Canada has blood on its hands in Honduras


Nov 28, 2013

The fight for freedom in Honduras, where many citizens feel caged and shackled, is an uneven contest between the haves and the have-nots.

The despotic National party is allied with the usual suspects:  military, police, private security, paramilitary police, corporations, rich oligarchies … and paid assassins.

The United States, an ally of the transnational corporations that are pillaging this country,  has six military bases of occupation, as well as a network of destabilizing influences: a constellation of intersecting trajectories that  support the dictatorship of Juan Orlando  Hernandez, an outgrowth of the illegal 2009 military coup that overthrew the democratic government of Manuel Zelaya.  

Canada, too, is enabling repression and persecution by recognizing the Honduran governance and by negotiating the corporate-empowering Canada-Honduras “free trade” agreement with Hernandez’s “Nacional” party. 

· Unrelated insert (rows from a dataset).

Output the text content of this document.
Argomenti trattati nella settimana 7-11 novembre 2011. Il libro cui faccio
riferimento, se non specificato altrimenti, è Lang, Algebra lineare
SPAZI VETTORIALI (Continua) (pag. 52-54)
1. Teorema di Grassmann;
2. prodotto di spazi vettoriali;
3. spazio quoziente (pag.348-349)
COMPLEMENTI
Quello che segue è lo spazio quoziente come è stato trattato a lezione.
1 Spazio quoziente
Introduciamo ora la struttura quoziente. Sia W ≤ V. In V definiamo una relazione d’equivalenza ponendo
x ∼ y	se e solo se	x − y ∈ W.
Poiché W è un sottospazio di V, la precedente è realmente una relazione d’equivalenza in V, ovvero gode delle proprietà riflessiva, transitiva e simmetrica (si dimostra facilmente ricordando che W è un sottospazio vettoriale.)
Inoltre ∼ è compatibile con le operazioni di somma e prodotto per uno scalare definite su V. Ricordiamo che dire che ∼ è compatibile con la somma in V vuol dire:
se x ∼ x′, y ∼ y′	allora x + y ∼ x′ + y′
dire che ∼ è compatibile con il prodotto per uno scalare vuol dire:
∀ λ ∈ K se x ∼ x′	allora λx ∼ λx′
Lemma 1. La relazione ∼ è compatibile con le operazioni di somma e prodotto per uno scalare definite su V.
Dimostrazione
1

Canadian indigenous leader Bob Lovelace reports that since Canada began negotiating the Canada-Honduras “trade agreement” in 2009, there have been 13 political disappearances and 200 political assassinations in Honduras. 

A comprehensive list of political assassinations from May 2012 to Oct 19, 2013 is offered by Karen Spring  of the Rights Action group. 

The narratives of current Honduran leaders who are fighting for freedom, and against corruption, offers a window into a murky world of murder and repression that has transformed this exotic setting into the “murder capital of the world.”   

Jose Luis Baquedano, a political leader in the Libre party, occupies the seemingly unenviable position of Secretary General of the United Workers Confederation (CUTH).  He explains that he has already been the victim of assassination attempts, and that his house was burned down . Furthermore, he explains that his current job as Director of the General Council of CUTH is filling a void created by the murder of the previous Director. Impunity for murder is the rule, rather than the exception, in Honduras. 

Bertha Isabel Caceres Flores, a leader of the Lenca Indigenous people, is General Coordinator of the Civic Council of the Indigenous and Popular Organizations of Honduras (COPINH). A Chinese hydro-electric project is imposing itself on the ancestral lands of the Lenca Indigenous peoples, and her community is fighting for the right to free, prior, informed consent, as guaranteed by the United Nations Declaration of the Rights of Indigenous Peoples (UNDRIP). 

Flores and her family have already received very credible death threats — her colleague, Thomas Garcia, was killed — and she is at the top of a government “Kill List” which includes her lawyer. 

More recently, her community suffered another threat.  Sources declared that after the (likely fraudulent) Nov. 24 Presidential elections, they will “get them all, dead or alive”. 

Canada, with its “free trade” deal with Honduras, and its 75 mining concessions, has blood on its hands. The current regime of oppression is being reinforced, and the Honduran peoples’ collective shackling is being entrenched by a repressive regime and an asymmetrical economy.

Honduras is quickly becoming a neo-colonial appendage of the increasingly global corporatocracy that is imposing itself on the world behind the subterfuge of secretive “free trade” deals.  

Colonialism and freedom do not walk “hand in hand”. We are all complicit in these crimes against humanity.